The local heroes were Lawrence Kotecki, Don Torgerson, Larry Roedel, William "Lee" Searcy and Kenneth Caverly.
Each man's military service was honored with dignity and distinction at a Veterans' Day assembly researched, prepared and presented by Bigfork juniors through Mary Sullivan's English 3 class.
Each of these men attended on Thursday because they could.
Matthew Edward Saltz was honored because he could not.
In his stead came his parents, Richard and Cathy Saltz. The Bigfork family will observe the first anniversary of their son's death on Dec. 22.
Army 1st Lt. Saltz, posthumously promoted to captain, was the first Montana casualty of the Iraq war. Killed when a roadside bomb ripped through his Humvee as the 1st Armored Division rolled into Baghdad, the 27-year-old soldier fell along with another soldier and an Iraqi translator. Two more were wounded.
"He had made peace with mortality," Jamie Morgenstern told the gymnasium full of students, veterans and community members gathered for the Nov. 11 Veterans Day observance.
Saltz and his companions were well-armed, not because they had guns and grenades, but because they believed they were making a difference.

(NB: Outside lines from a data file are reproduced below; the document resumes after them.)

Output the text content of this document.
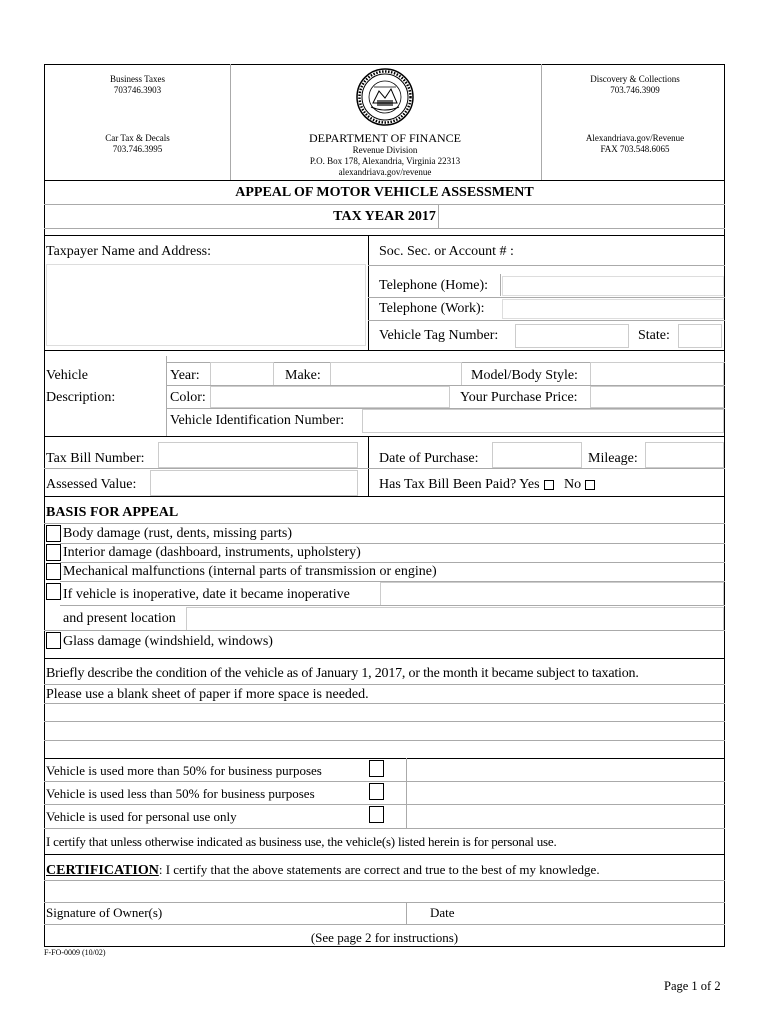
Business Taxes
703746.3903
Car Tax & Decals
703.746.3995
Discovery & Collections
703.746.3909
Alexandriava.gov/Revenue
FAX 703.548.6065
DEPARTMENT OF FINANCE
Revenue Division
P.O. Box 178, Alexandria, Virginia 22313
alexandriava.gov/revenue
APPEAL OF MOTOR VEHICLE ASSESSMENT
TAX YEAR 2017
Taxpayer Name and Address:	Soc. Sec. or Account # :
Telephone (Home):
Telephone (Work):
Vehicle Tag Number:	State:
Vehicle
Description:
Year:	Make:	Model/Body Style:
Color:	Your Purchase Price:
Vehicle Identification Number:
Tax Bill Number:	Date of Purchase:	Mileage:
Assessed Value:	Has Tax Bill Been Paid? Yes No
BASIS FOR APPEAL
Body damage (rust, dents, missing parts)
Interior damage (dashboard, instruments, upholstery)
Mechanical malfunctions (internal parts of transmission or engine)
If vehicle is inoperative, date it became inoperative
and present location
Glass damage (windshield, windows)
Briefly describe the condition of the vehicle as of January 1, 2017, or the month it became subject to taxation.
Please use a blank sheet of paper if more space is needed.
Vehicle is used more than 50% for business purposes
Vehicle is used less than 50% for business purposes
Vehicle is used for personal use only
I certify that unless otherwise indicated as business use, the vehicle(s) listed herein is for personal use.
CERTIFICATION: I certify that the above statements are correct and true to the best of my knowledge.
Signature of Owner(s)	Date
(See page 2 for instructions)
F-FO-0009 (10/02)
Page 1 of 2
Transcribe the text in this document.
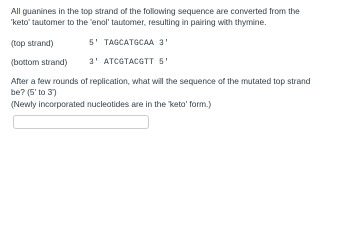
All guanines in the top strand of the following sequence are converted from the
'keto' tautomer to the 'enol' tautomer, resulting in pairing with thymine.
(top strand)	5' TAGCATGCAA 3'
(bottom strand)	3' ATCGTACGTT 5'
After a few rounds of replication, what will the sequence of the mutated top strand
be? (5' to 3')
(Newly incorporated nucleotides are in the 'keto' form.)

"We didn't need anyone to believe in us, because we believed in ourselves," the 1995 Bigfork graduate had said. "That's what makes the difference between success and failure."
That statement was part of a video sketch of Saltz's life and service, produced by Bigfork juniors for the assembly.
The video began with a baby photo, took him though Little League and high school football, showed the young man with his dog and in U.S. Forest Service firefighter yellow. He was proud in his fatigues with his fellow soldiers, with his family and solo.
All these and more images, coordinated to the song "Remember Me," faded out on a close-up of Saltz, smiling in his dress uniform.
Afterward, Dick and Cathy Saltz received a handsomely framed work of art: Bigfork senior Kristin Kuhn's beautiful pencil sketch of their son as a soldier.
Cathy Saltz was honored along with LaDon Hardman as Gold Star Mothers, who have lost a son while they were fighting for their country.
Hardman was there with her husband, Kenneth, who was honored himself as a Navy veteran of World War II. Hardman knows exactly how old his son, Danial, an Air Force C-147 crew chief, was when he was killed Dec. 28, 1974, in Vietnam - 25 years, 5 months, 13 days.
Remembrances such as these are important to freedom-loving people.
"We have a lot of differences of opinion," especially though the recent presidential election, Bigfork Principal Thom Peck told Thursday's crowd. "But today we are all of one opinion. We are here to honor America and America's veterans."
Sullivan piloted her classes through their work, a part of the Montana Heritage Project that is archiving the state's human history. She noted a common denominator in interviews with this year's five veterans who cooperated with the students compiling their oral histories.
"None of them talked of war in heroic terms," she said. "None of them called themselves heroes."
They were scared, hurt, cold, lonely soldiers, Sullivan said - and aching for the families back home, who themselves were torn apart by divisive wars.
The student-written oral histories gave glimpses into the lives of those soldiers, some as many as five or six decades later.
Kotecki, in the Navy during World War II, said "we weren't there for a medal," Allie Wilson read in his oral history. "We were just doing our job."
Torgerson's history, read by his grandson Erik Torgerson, brought out the front-line, hand-to-hand horrors seldom glimpsed by non-military combatants.
"We had been told (as we grew up) to be good, then we were sent in to kill the enemy," said the Marine Corps and Navy veteran who enlisted in 1942. "It's kind of rough when you're just - I was only 21 - and that's your purpose, to go in and kill people."
Roedel was a Navy man in Korea, his son, Nathan Thompson told the assembly. He liked his job, but found the greatest satisfaction in "bringing boys home who had served their tour of duty."
Searcy, a Marine in Vietnam, took a shell in the arm early in his own tour of duty. His generation came home to something new for veterans, jeers instead of cheers.
"There's a lot wrong with this country," he told the oral history compilers, "but it's still the most glorious place on earth."
Caverly still is serving his country, as an active duty National Guardsman in Iraq. Soon after arriving, his supply unit was attacked and forced to respond.
"I hope I never have to do something like that again," he told the students. "That's hard to take, watching someone die."
He added a sentiment bound by neither time, nationality nor locale.
"I sure hope the tour goes fast," Caverly said in his history. "I'm ready to come home."